Verify that artifacts/accounts.tfvars
has the correct account numbers
You have a backup of everything, right? In which case, delete everything under repos/
and try make root/init-resume
again
@Jeremy G (Cloud Posse) Thanks for that. So, I did just that. I removed security
and identity
from the accounts_enabled
in configs/root.tfvars
.
As well, I removed them from the artifacts/accounts.tfvars
and confirmed that account IDs are correct.
Then removed everything from the repos/
directory path and executed make root/init-resume
which create the repos/root.lunarops.io
dir
@Jeremy G (Cloud Posse) So i bit the bullet on this and re-deployed make root
the accounts got created successfully. make children
and make finalize
ran successfully as well.

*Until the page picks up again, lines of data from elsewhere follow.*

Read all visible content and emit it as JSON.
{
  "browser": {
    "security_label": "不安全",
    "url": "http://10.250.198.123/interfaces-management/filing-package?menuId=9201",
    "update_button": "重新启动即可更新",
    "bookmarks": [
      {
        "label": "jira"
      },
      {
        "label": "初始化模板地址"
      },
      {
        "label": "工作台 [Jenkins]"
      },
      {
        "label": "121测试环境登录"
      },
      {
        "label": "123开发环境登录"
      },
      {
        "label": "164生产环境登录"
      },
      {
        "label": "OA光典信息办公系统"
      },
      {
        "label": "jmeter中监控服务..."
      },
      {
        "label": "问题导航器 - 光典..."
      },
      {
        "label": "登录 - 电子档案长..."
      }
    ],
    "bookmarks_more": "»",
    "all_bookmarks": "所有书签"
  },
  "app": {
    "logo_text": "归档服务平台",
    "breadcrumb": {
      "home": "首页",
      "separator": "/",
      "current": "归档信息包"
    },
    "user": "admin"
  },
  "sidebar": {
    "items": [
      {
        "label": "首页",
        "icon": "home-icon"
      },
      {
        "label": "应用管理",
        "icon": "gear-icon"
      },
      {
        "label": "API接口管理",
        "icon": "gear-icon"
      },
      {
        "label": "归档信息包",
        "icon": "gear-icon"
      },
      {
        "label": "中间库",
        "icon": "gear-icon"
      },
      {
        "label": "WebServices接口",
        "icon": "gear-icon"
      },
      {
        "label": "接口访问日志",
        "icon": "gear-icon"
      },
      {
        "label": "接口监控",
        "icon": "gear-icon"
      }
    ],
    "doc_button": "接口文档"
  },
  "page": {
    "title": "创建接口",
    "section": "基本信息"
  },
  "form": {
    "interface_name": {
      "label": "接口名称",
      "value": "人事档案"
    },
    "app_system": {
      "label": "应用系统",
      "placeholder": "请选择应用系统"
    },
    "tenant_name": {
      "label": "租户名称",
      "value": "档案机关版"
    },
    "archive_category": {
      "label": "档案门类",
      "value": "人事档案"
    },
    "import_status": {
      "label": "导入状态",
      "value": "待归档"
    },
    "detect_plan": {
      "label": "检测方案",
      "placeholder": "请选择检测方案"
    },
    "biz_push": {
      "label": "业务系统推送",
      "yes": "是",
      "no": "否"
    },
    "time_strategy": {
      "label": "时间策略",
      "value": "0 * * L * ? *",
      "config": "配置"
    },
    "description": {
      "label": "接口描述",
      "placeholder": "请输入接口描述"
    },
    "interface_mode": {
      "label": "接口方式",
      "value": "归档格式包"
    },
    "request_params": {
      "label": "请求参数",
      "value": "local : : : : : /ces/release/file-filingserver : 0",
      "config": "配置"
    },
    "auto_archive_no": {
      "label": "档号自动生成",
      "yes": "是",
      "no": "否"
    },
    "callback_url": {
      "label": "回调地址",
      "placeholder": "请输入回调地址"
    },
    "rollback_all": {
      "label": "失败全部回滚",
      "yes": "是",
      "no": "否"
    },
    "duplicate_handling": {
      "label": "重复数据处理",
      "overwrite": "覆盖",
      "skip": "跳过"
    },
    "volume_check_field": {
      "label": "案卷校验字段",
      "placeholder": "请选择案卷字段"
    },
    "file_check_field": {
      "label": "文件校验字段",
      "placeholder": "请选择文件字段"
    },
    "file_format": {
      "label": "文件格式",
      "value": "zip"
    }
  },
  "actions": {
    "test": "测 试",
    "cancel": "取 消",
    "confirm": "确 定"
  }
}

This was with the lunarops
namespace. So you were right [lunarops.io](http://lunarops.io)
namespace created issues.
I’m doing clean up now by deleting the previous accounts created.
Omg! That’s awesome. You are one persistent guy. Shows it pays off.
Oh yeah. So I have a question however, though the identity
and security
accounts are not supported.
Would there be any harm in still deploying them.
Yes, we haven’t finished supporting those
I think it should work, but they won’t do much
Here is the deal, I do want to have my users login on the identity account and write my policies in terraform to create the IAM Roles there .
So that I can isolate Root users to the root account and employees to the identity account.
I had it humming before with a manual deployment using the AWS Profile Extender extension
If that is what is it called.
AWS Extend Switch Roles extension for Chrome and Firefox
That sounds interesting
2019-10-03
@Jeremy G (Cloud Posse) Thank you, that was a pretty comprehensive response. I will have a look at this later today
2019-10-04
joys of windows update
dirname: missing operand
Try 'dirname --help' for more information.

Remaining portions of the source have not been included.